I am creating a database collection that will have a subcollection that will contain old versions of the root level content. The collection structure will look pretty similar to the structure from this question:

Firestore-root
|
--- content (collection)
    |
    --- contentId (google generated) (document)
        |   // latest fields here
        ----|
            --- history (subcollection)
                |
                --- oldContentId
                    // old field/values here
                --- oldContentId2
                    // old field/values here
       

So If I wanted to get the old version of the content I could call:


const oldContent = await fs.collection("content").doc(contentId).collection("history").doc(oldContentId).get();

I'd like to use monotonic-like ids for the document ids in the history subcollection.

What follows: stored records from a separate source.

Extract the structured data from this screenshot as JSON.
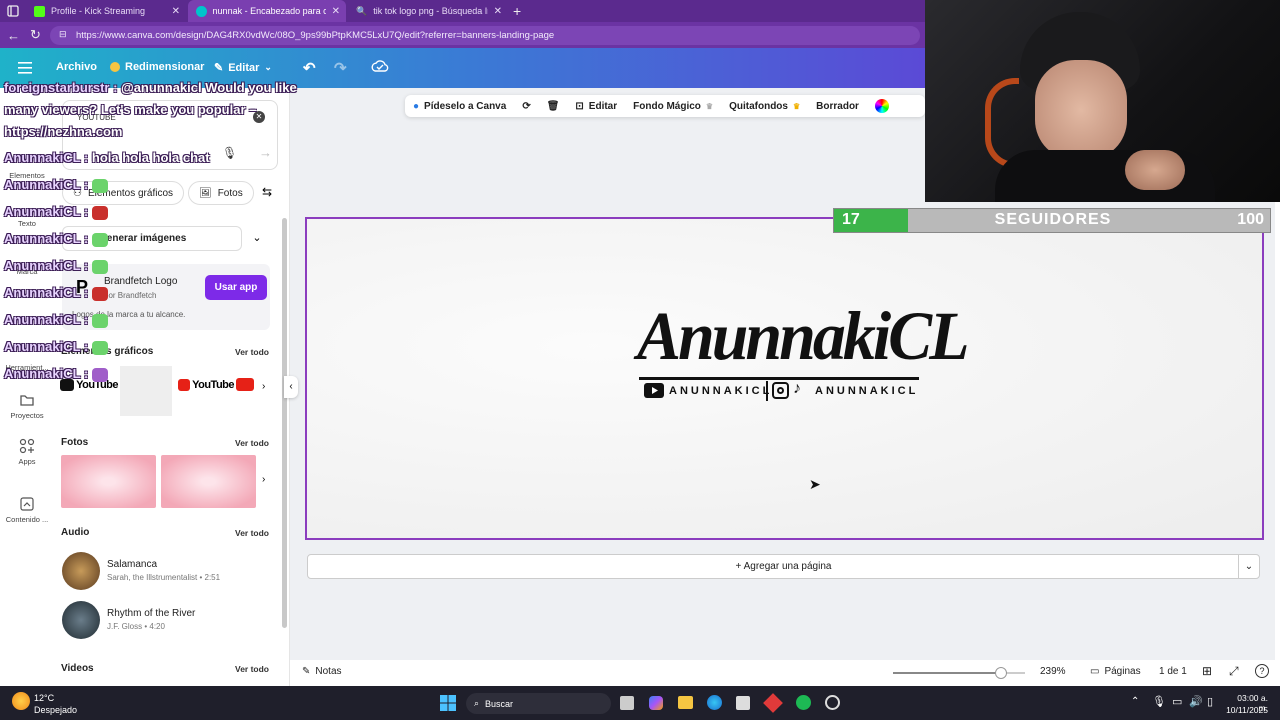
{
  "browser": {
    "tabs": [
      {
        "label": "Profile - Kick Streaming",
        "active": false
      },
      {
        "label": "nunnak - Encabezado para correo",
        "active": true
      },
      {
        "label": "tik tok logo png - Búsqueda Imá",
        "active": false
      }
    ],
    "url": "https://www.canva.com/design/DAG4RX0vdWc/08O_9ps99bPtpKMC5LxU7Q/edit?referrer=banners-landing-page"
  },
  "header": {
    "file": "Archivo",
    "resize": "Redimensionar",
    "edit": "Editar"
  },
  "rail": [
    {
      "label": "Elementos",
      "icon": "elements-icon"
    },
    {
      "label": "Texto",
      "icon": "text-icon"
    },
    {
      "label": "Marca",
      "icon": "brand-icon"
    },
    {
      "label": "Subir",
      "icon": "upload-icon"
    },
    {
      "label": "Herramient...",
      "icon": "tools-icon"
    },
    {
      "label": "Proyectos",
      "icon": "folder-icon"
    },
    {
      "label": "Apps",
      "icon": "apps-icon"
    },
    {
      "label": "Contenido ...",
      "icon": "content-icon"
    }
  ],
  "panel": {
    "search_value": "YOUTUBE",
    "chips": [
      "Elementos gráficos",
      "Fotos"
    ],
    "generate": "Generar imágenes",
    "app_card": {
      "title": "Brandfetch Logo",
      "by": "por Brandfetch",
      "desc": "Logos de la marca a tu alcance.",
      "button": "Usar app"
    },
    "graphics": {
      "title": "Elementos gráficos",
      "see_all": "Ver todo"
    },
    "photos": {
      "title": "Fotos",
      "see_all": "Ver todo"
    },
    "audio": {
      "title": "Audio",
      "see_all": "Ver todo",
      "tracks": [
        {
          "title": "Salamanca",
          "meta": "Sarah, the Illstrumentalist • 2:51"
        },
        {
          "title": "Rhythm of the River",
          "meta": "J.F. Gloss • 4:20"
        }
      ]
    },
    "videos": {
      "title": "Videos",
      "see_all": "Ver todo"
    }
  },
  "context_bar": {
    "ask": "Pídeselo a Canva",
    "edit": "Editar",
    "magic_bg": "Fondo Mágico",
    "remove_bg": "Quitafondos",
    "eraser": "Borrador"
  },
  "design": {
    "title": "AnunnakiCL",
    "handle_youtube": "ANUNNAKICL",
    "handle_social": "ANUNNAKICL"
  },
  "add_page": "+ Agregar una página",
  "footer": {
    "notes": "Notas",
    "zoom": "239%",
    "zoom_level": 0.82,
    "pages": "Páginas",
    "page_count": "1 de 1"
  },
  "taskbar": {
    "temp": "12°C",
    "weather": "Despejado",
    "search": "Buscar",
    "time": "03:00 a. m.",
    "date": "10/11/2025"
  },
  "chat": [
    {
      "name": "foreignstarburstr :",
      "msg": " @anunnakicl Would you like"
    },
    {
      "name": "",
      "msg": "many viewers? Let's make you popular –"
    },
    {
      "name": "",
      "msg": "https://nezhna.com"
    },
    {
      "name": "AnunnakiCL :",
      "msg": " hola hola hola chat"
    },
    {
      "name": "AnunnakiCL :",
      "msg": ""
    },
    {
      "name": "AnunnakiCL :",
      "msg": ""
    },
    {
      "name": "AnunnakiCL :",
      "msg": ""
    },
    {
      "name": "AnunnakiCL :",
      "msg": ""
    },
    {
      "name": "AnunnakiCL :",
      "msg": ""
    },
    {
      "name": "AnunnakiCL :",
      "msg": ""
    },
    {
      "name": "AnunnakiCL :",
      "msg": ""
    },
    {
      "name": "AnunnakiCL :",
      "msg": ""
    }
  ],
  "follow_goal": {
    "current": "17",
    "label": "SEGUIDORES",
    "target": "100",
    "progress": 0.17
  },
  "colors": {
    "accent": "#8b3dbe",
    "goal_green": "#3cb44a",
    "usar_app": "#7d2ae8"
  }
}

I'm aware of the advice to avoid the use of such ids to avoid hotspotting. What is not clear to me is if this advice remains the same for ids for documents in subcollections. My guess is it does, but just want to be clear about it.

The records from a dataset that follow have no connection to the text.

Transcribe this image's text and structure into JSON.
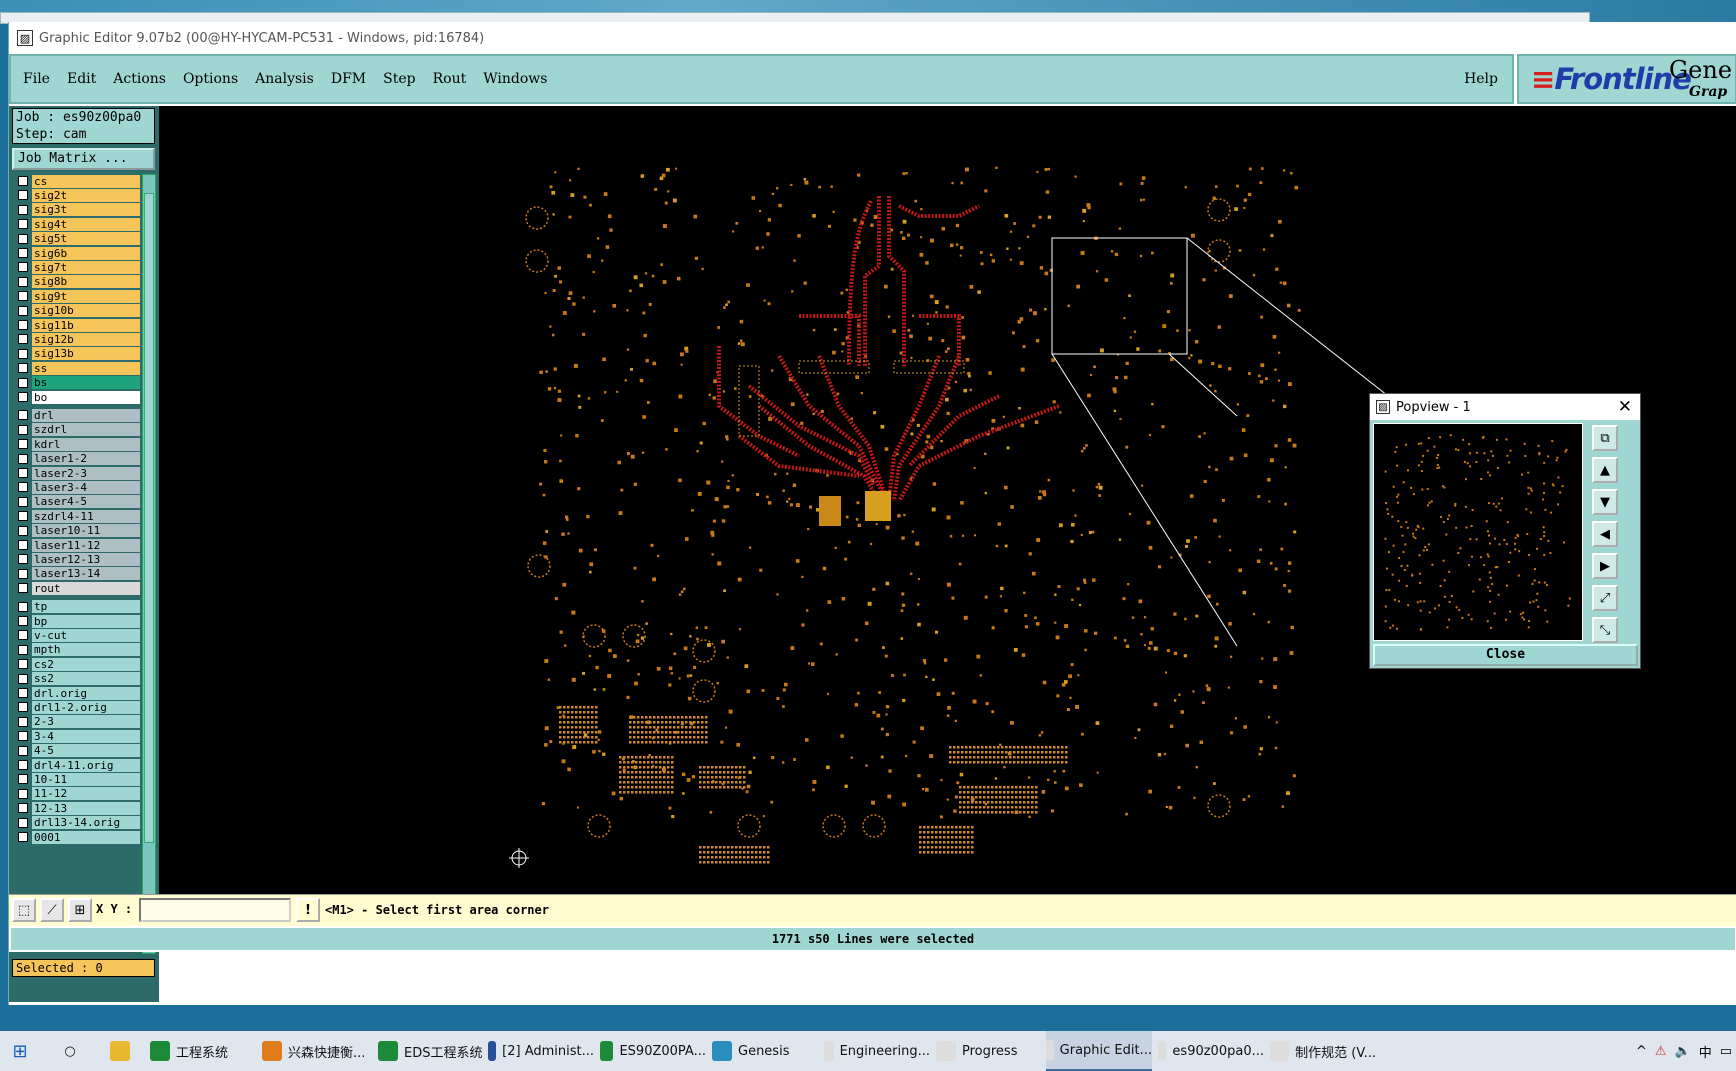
{
  "window": {
    "title": "Graphic Editor 9.07b2 (00@HY-HYCAM-PC531 - Windows, pid:16784)"
  },
  "menu": {
    "items": [
      {
        "label": "File"
      },
      {
        "label": "Edit"
      },
      {
        "label": "Actions"
      },
      {
        "label": "Options"
      },
      {
        "label": "Analysis"
      },
      {
        "label": "DFM"
      },
      {
        "label": "Step"
      },
      {
        "label": "Rout"
      },
      {
        "label": "Windows"
      }
    ],
    "help": "Help"
  },
  "brand": {
    "logo": "Frontline",
    "product_partial": "Gene",
    "sub_partial": "Grap"
  },
  "job": {
    "job_line": "Job : es90z00pa0",
    "step_line": "Step: cam",
    "matrix_button": "Job Matrix ..."
  },
  "layers": [
    {
      "name": "cs",
      "color": "#f5c55a"
    },
    {
      "name": "sig2t",
      "color": "#f5c55a"
    },
    {
      "name": "sig3t",
      "color": "#f5c55a"
    },
    {
      "name": "sig4t",
      "color": "#f5c55a"
    },
    {
      "name": "sig5t",
      "color": "#f5c55a"
    },
    {
      "name": "sig6b",
      "color": "#f5c55a"
    },
    {
      "name": "sig7t",
      "color": "#f5c55a"
    },
    {
      "name": "sig8b",
      "color": "#f5c55a"
    },
    {
      "name": "sig9t",
      "color": "#f5c55a"
    },
    {
      "name": "sig10b",
      "color": "#f5c55a"
    },
    {
      "name": "sig11b",
      "color": "#f5c55a"
    },
    {
      "name": "sig12b",
      "color": "#f5c55a"
    },
    {
      "name": "sig13b",
      "color": "#f5c55a"
    },
    {
      "name": "ss",
      "color": "#f5c55a"
    },
    {
      "name": "bs",
      "color": "#1ea37d"
    },
    {
      "name": "bo",
      "color": "#ffffff"
    },
    {
      "name": "drl",
      "color": "#aebfc4"
    },
    {
      "name": "szdrl",
      "color": "#aebfc4"
    },
    {
      "name": "kdrl",
      "color": "#aebfc4"
    },
    {
      "name": "laser1-2",
      "color": "#aebfc4"
    },
    {
      "name": "laser2-3",
      "color": "#aebfc4"
    },
    {
      "name": "laser3-4",
      "color": "#aebfc4"
    },
    {
      "name": "laser4-5",
      "color": "#aebfc4"
    },
    {
      "name": "szdrl4-11",
      "color": "#aebfc4"
    },
    {
      "name": "laser10-11",
      "color": "#aebfc4"
    },
    {
      "name": "laser11-12",
      "color": "#aebfc4"
    },
    {
      "name": "laser12-13",
      "color": "#aebfc4"
    },
    {
      "name": "laser13-14",
      "color": "#aebfc4"
    },
    {
      "name": "rout",
      "color": "#d8d8d8"
    },
    {
      "name": "tp",
      "color": "#9fd6d2"
    },
    {
      "name": "bp",
      "color": "#9fd6d2"
    },
    {
      "name": "v-cut",
      "color": "#9fd6d2"
    },
    {
      "name": "mpth",
      "color": "#9fd6d2"
    },
    {
      "name": "cs2",
      "color": "#9fd6d2"
    },
    {
      "name": "ss2",
      "color": "#9fd6d2"
    },
    {
      "name": "drl.orig",
      "color": "#9fd6d2"
    },
    {
      "name": "drl1-2.orig",
      "color": "#9fd6d2"
    },
    {
      "name": "2-3",
      "color": "#9fd6d2"
    },
    {
      "name": "3-4",
      "color": "#9fd6d2"
    },
    {
      "name": "4-5",
      "color": "#9fd6d2"
    },
    {
      "name": "drl4-11.orig",
      "color": "#9fd6d2"
    },
    {
      "name": "10-11",
      "color": "#9fd6d2"
    },
    {
      "name": "11-12",
      "color": "#9fd6d2"
    },
    {
      "name": "12-13",
      "color": "#9fd6d2"
    },
    {
      "name": "drl13-14.orig",
      "color": "#9fd6d2"
    },
    {
      "name": "0001",
      "color": "#9fd6d2"
    }
  ],
  "selected": "Selected : 0",
  "command": {
    "xy_label": "X Y :",
    "xy_value": "",
    "prompt": "<M1> - Select first area corner"
  },
  "status": "1771 s50 Lines were selected",
  "popview": {
    "title": "Popview - 1",
    "close_label": "Close"
  },
  "taskbar": {
    "items": [
      {
        "label": "工程系统"
      },
      {
        "label": "兴森快捷衡..."
      },
      {
        "label": "EDS工程系统"
      },
      {
        "label": "[2] Administ..."
      },
      {
        "label": "ES90Z00PA..."
      },
      {
        "label": "Genesis"
      },
      {
        "label": "Engineering..."
      },
      {
        "label": "Progress"
      },
      {
        "label": "Graphic Edit..."
      },
      {
        "label": "es90z00pa0..."
      },
      {
        "label": "制作规范 (V..."
      }
    ],
    "tray": {
      "ime": "中"
    }
  }
}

So for example say I use google generated ids for the subcollection and get:


# ggdId == google generated Id
content/ggdId-1/history/ggdId-1
content/ggdId-1/history/ggdId-2
...
content/ggdId-1/history/ggdId-N

content/ggdId-2/history/ggdId-1
content/ggdId-2/history/ggdId-2
...
content/ggdId-2/history/ggdId-N

Will google cloud split this data better than if I use monotonic-like ids in the subcollection:

content/ggdId-1/history/1
content/ggdId-1/history/2
...
content/ggdId-1/history/N

content/ggdId-2/history/1
content/ggdId-2/history/2
...
content/ggdId-2/history/N

Finally is the advice a hard rule, or is there nuance depending on how the collection/subcollection is used? So say I don't anticipate that many high read/writes to the history subcollection, would that mean that one could use monotonic-like ids.

2

2 Answers

1
votes

What is not clear to me is if this advice remains the same for ids for documents in subcollections.

The advice to avoid monotonic ID applies to all collections, regardless of how they are nested. It just doesn't scale the way Firestore requires. There is really no workaround for this.

If you're sure that the throughput isn't going to be so high that it will cause problems, then do what you want. But it's best to use randomly generated IDs, and impose ordering based only on the fields of the documents.

In a general sense, with cloud services that must scale massively, ordering is hard.

0
votes

Hotspots in Cloud Firestore writes are almost always the result of Firestore having to update its indexes, which it needs in order to meet its read/query performance guarantees.

If you use non-random IDs for documents it increases the chances that Firestore hits a hotspot when updating its indexes. This depends on the indexes it has to update, and not in any way to whether the collections are global or subcollections.

While using subcollections may reduce the number of writes to an index to just the writes to that subcollection, this may be countered if you use collection group queries (since those have a single index for all collections with the same name).